Looking into our results in more detail we assume that DCE and DWI parameters reflect different physiological processes during inflammation of synovium, since not all DCE parameters correlate with the ADC: for time to peak, % of TIC 2 (slowly enhancing pixels) and TIC 3 shapes (quickly enhancing voxels followed by an enhancement plateau), no correlation with ADC was found. This might be due to an essential technical difference between DCE and DWI. In DCE, paramagnetic GBCA disseminates from arteries to the extravascular extracellular space but it does not cross cell membranes [32]. In contrast, in DWI, water molecules diffuse through cell membranes. For instance, in DWI, when we inspect the synovium, we essentially examine diffusion inside and into the synoviocytes along with the diffusion in their surroundings, whereas with DCE we study GBCA uptake in the extracellular space surrounding synoviocytes. An alteration of the ADC may occur when the number of synoviocytes increases or when synoviocytes have become hypertrophic as a result of inflammatory stimuli. Changes in the microenvironment surrounding synoviocytes, e.g. hypervascularisation and the influx of inflammatory cells in JIA and RA[8, 9], are likely to affect both DWI and DCE parameters. In our study we observed significantly higher ADC in patients with MRI-active JIA as compared to MRI-inactive JIA. Hence, we hypothesise that newly formed semipermeable vessels and hypertrophic synoviocytes contribute to this increased diffusion. However, without histological proof, it is difficult to directly correlate functional MRI parameters to changes in the microenvironment of the synovium. Nevertheless, notwithstanding the fact that definite answers are not yet available, in this research setting both techniques distinguished active from inactive JIA, which is the major clinical topic for patients and paediatric rheumatologists in clinical management of JIA.

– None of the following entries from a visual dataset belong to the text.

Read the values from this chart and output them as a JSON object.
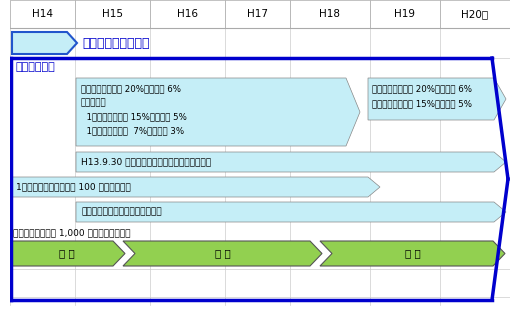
{
  "title_row": [
    "H14",
    "H15",
    "H16",
    "H17",
    "H18",
    "H19",
    "H20～"
  ],
  "col_positions": [
    0,
    65,
    140,
    215,
    280,
    360,
    430,
    500
  ],
  "colors": {
    "light_blue": "#c5eef7",
    "green": "#92d050",
    "dark_blue": "#0000cd",
    "grid_line": "#cccccc",
    "text_blue": "#0000cc"
  },
  "fig_bg": "#ffffff"
}
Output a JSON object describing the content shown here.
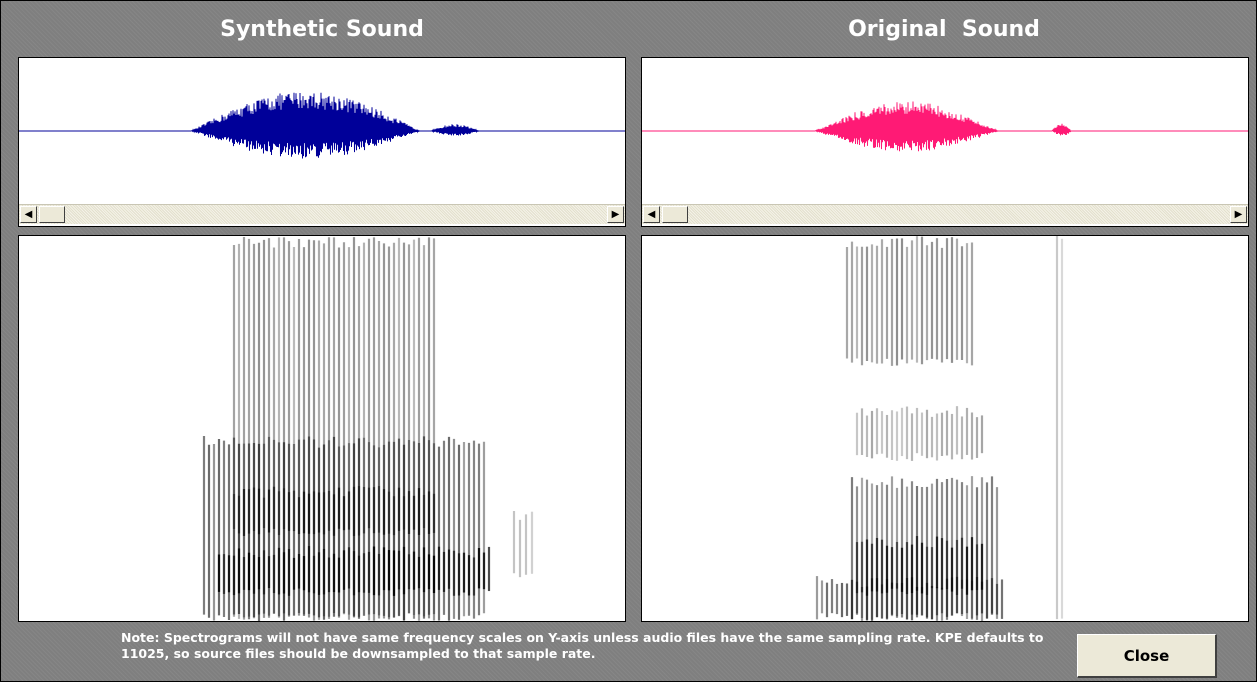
{
  "titles": {
    "synthetic": "Synthetic Sound",
    "original": "Original  Sound"
  },
  "colors": {
    "synthetic_wave": "#000099",
    "original_wave": "#ff1a75",
    "background": "#808080"
  },
  "scrollbars": {
    "left_arrow": "◀",
    "right_arrow": "▶"
  },
  "note": "Note: Spectrograms will not have same frequency scales on Y-axis unless audio files have the same sampling rate.  KPE defaults to 11025, so source files should be downsampled to that sample rate.",
  "close_button": "Close"
}
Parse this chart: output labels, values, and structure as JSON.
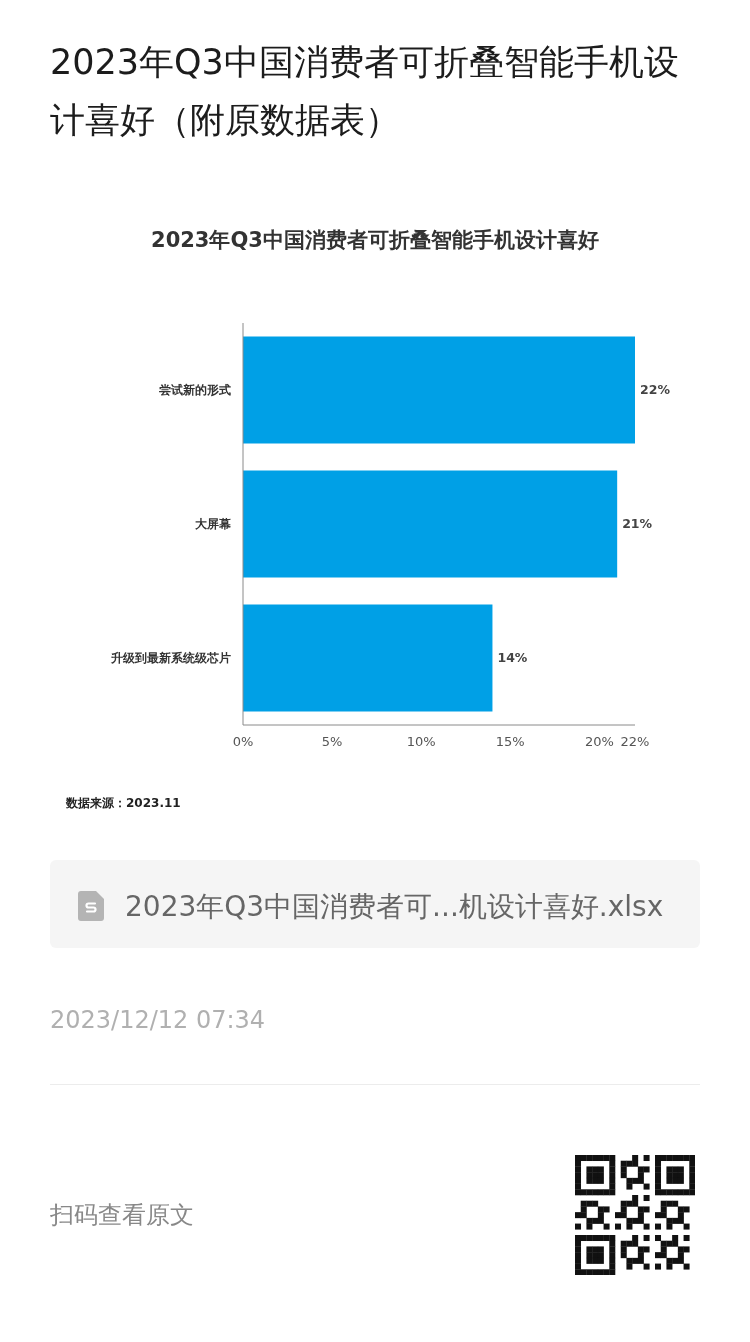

Several limitations of this study need to be addressed. First of all, there are some drawbacks regarding the ROI method that was used. We selected multiple (3 to 5) synovial ROIs per patient; thus, the entire volume of the synovium was not studied. This could have led to selection of a non-representative sample of the total synovial volume. In addition, it was not possible to extrapolate the ROI from DCE images to the ADC map because of distortions present in the EPI DWI. Therefore, the ROI needed to be redrawn on the ADC map. This potentially could produce small differences in selected voxels in the ROIs of DCE images as compared to selected voxels in the ROIs of the ADC map. By providing the reader access to the conventional MRI sequences, including contrast-enhanced T1, redrawing of the ROI on the ADC map was as accurate as possible. To estimate the possible inaccuracy of this ROI redrawing, the reader also placed ROIs on the first five patients twice and we analysed the intraclass correlation coefficient between the first and second measurement. We believe the ICCs that we report indicate a fairly good correlation and therefore that the hypothetical small variance of selected voxels did not result in a meaningful deviation in functional MRI parameters. Nevertheless, the first and second ROI measurements were performed 1 week from each other. A more prolonged interval might be advisable. A second limitation was the utilisation of a 1.0-T open-bore scanner. The advantage of the open-bore scanner, namely its child-friendliness, might not outweigh the increased temporal resolution and higher signal-to-noise ratio that is obtained using a stronger magnetic field. Therefore, further research on the thin synovial membrane should be carried out using higher magnetic field strengths, preferably on 3.0-T scanners. Another limitation was the absence of ROI placement in the supra-patellar recess due to the field of view, which did not include the supra-patellar recess in DCE and DWI sequences.

In conclusion, both DWI and DCE can visualise active synovial disease in the knee. DWI is potentially powerful in differentiating active from inactive JIA in a non-invasive manner. Exploration on higher field strengths is needed to confirm the feasibility and study accuracy of this patient-friendly contrast-free sequence in children with JIA.